Tel-Aviv University
School of Mathematical Sciences
Department of Applied Mathematics

Applied Mathematics Seminar


Tuesday, December 21st, 2010

Schreiber 309, 15:10



Boaz Ilan

University of California, Merced



Dynamics of oblique dispersive shock waves

Abstract:

One of the hallmarks of supersonic flows is the formation of shock waves. When a superfluid flows at supersonic speed it can form a dispersive shock wave (DSW) that possesses an expanding, rapidly oscillating front. DSWs appear as special solutions of nonlinear dispersive equations and have been observed in Bose-Einstein condensates and nonlinear optical media. Their theory is much less developed than their classical (dissipative) counterparts due to their complex structures.

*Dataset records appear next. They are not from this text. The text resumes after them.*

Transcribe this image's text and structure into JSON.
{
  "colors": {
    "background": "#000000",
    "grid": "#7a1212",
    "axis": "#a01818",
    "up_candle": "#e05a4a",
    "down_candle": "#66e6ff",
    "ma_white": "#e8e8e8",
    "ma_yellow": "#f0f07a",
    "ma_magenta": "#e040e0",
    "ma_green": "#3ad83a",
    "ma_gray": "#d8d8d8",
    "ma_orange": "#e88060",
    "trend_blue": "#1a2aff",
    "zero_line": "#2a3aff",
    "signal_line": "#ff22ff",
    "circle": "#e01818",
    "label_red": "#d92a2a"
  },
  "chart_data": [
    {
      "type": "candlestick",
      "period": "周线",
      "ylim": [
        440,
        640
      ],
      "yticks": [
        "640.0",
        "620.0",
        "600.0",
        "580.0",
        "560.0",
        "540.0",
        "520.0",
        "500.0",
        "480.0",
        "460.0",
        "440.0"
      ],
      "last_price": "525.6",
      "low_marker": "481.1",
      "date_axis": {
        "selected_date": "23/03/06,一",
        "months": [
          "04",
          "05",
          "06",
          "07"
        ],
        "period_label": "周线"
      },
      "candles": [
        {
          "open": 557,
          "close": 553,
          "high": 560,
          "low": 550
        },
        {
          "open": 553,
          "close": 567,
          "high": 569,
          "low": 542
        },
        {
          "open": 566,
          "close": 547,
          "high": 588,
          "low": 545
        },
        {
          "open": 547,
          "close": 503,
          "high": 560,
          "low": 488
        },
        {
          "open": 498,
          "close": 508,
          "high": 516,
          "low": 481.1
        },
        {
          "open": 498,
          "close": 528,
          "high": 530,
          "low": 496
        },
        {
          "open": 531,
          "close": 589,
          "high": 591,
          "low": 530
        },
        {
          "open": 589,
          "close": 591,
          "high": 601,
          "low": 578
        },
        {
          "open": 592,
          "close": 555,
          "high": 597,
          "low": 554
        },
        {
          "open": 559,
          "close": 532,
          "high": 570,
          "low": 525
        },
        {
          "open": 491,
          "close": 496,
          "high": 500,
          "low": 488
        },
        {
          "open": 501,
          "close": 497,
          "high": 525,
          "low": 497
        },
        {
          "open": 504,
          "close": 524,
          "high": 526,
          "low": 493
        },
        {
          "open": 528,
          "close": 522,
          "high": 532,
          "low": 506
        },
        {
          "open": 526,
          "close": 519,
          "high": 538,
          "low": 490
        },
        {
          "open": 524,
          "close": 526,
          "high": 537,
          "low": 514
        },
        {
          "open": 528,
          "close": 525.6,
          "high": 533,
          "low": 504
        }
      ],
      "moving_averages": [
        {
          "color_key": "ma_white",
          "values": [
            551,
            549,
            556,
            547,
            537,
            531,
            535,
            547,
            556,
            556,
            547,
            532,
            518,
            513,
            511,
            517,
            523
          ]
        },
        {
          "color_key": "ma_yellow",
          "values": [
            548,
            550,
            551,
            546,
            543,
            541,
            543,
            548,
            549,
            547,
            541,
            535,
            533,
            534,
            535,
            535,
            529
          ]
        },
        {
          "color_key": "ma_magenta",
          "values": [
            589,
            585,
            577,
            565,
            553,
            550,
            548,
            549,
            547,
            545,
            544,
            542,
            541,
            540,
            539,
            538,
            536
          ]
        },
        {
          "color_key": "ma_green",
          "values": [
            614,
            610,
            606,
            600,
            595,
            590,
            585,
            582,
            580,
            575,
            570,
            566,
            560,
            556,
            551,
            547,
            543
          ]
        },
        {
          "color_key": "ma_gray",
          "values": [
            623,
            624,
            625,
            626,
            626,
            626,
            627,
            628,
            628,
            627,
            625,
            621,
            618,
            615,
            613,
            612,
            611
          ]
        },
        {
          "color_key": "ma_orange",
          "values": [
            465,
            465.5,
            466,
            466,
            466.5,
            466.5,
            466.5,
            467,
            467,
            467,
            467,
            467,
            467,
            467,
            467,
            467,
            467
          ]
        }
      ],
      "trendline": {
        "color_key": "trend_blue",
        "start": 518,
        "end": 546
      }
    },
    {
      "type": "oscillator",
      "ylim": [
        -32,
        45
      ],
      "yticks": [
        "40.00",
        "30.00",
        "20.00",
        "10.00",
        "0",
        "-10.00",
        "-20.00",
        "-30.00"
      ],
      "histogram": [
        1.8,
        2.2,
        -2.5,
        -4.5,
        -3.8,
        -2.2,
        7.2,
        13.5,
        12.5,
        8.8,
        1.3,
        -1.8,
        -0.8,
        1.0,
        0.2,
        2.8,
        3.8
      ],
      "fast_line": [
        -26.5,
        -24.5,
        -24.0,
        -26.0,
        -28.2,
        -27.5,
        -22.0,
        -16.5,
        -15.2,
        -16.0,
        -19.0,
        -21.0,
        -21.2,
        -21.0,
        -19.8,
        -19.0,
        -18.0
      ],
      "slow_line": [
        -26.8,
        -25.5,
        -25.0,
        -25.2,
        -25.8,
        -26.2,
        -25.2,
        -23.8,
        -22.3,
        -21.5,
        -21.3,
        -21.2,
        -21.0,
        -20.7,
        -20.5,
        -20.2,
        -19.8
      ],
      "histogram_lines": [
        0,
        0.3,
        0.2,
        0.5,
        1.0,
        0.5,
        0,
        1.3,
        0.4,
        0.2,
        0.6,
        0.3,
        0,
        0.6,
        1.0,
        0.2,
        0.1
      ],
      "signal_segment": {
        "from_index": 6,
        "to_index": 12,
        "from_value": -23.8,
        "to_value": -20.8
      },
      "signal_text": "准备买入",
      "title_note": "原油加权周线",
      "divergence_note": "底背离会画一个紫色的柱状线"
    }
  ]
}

We consider two-dimensional oblique DSW solutions of the weakly dispersive (2+1)D Gross-Pitaevskii equation. The jump conditions across the shock front are obtained using the results Whitham averaging theory and yield the fundamental relations between the upstream and downstream flows. It turns out that DSWs behave markedly different than classical shocks. For instance, the fluid can flow into the DSW from both sides. Direct numerical simulations elucidate the complex dynamics. The transition between the absolute and convective instability regimes is analyzed in detail.

This is joint work with Mark Hoefer.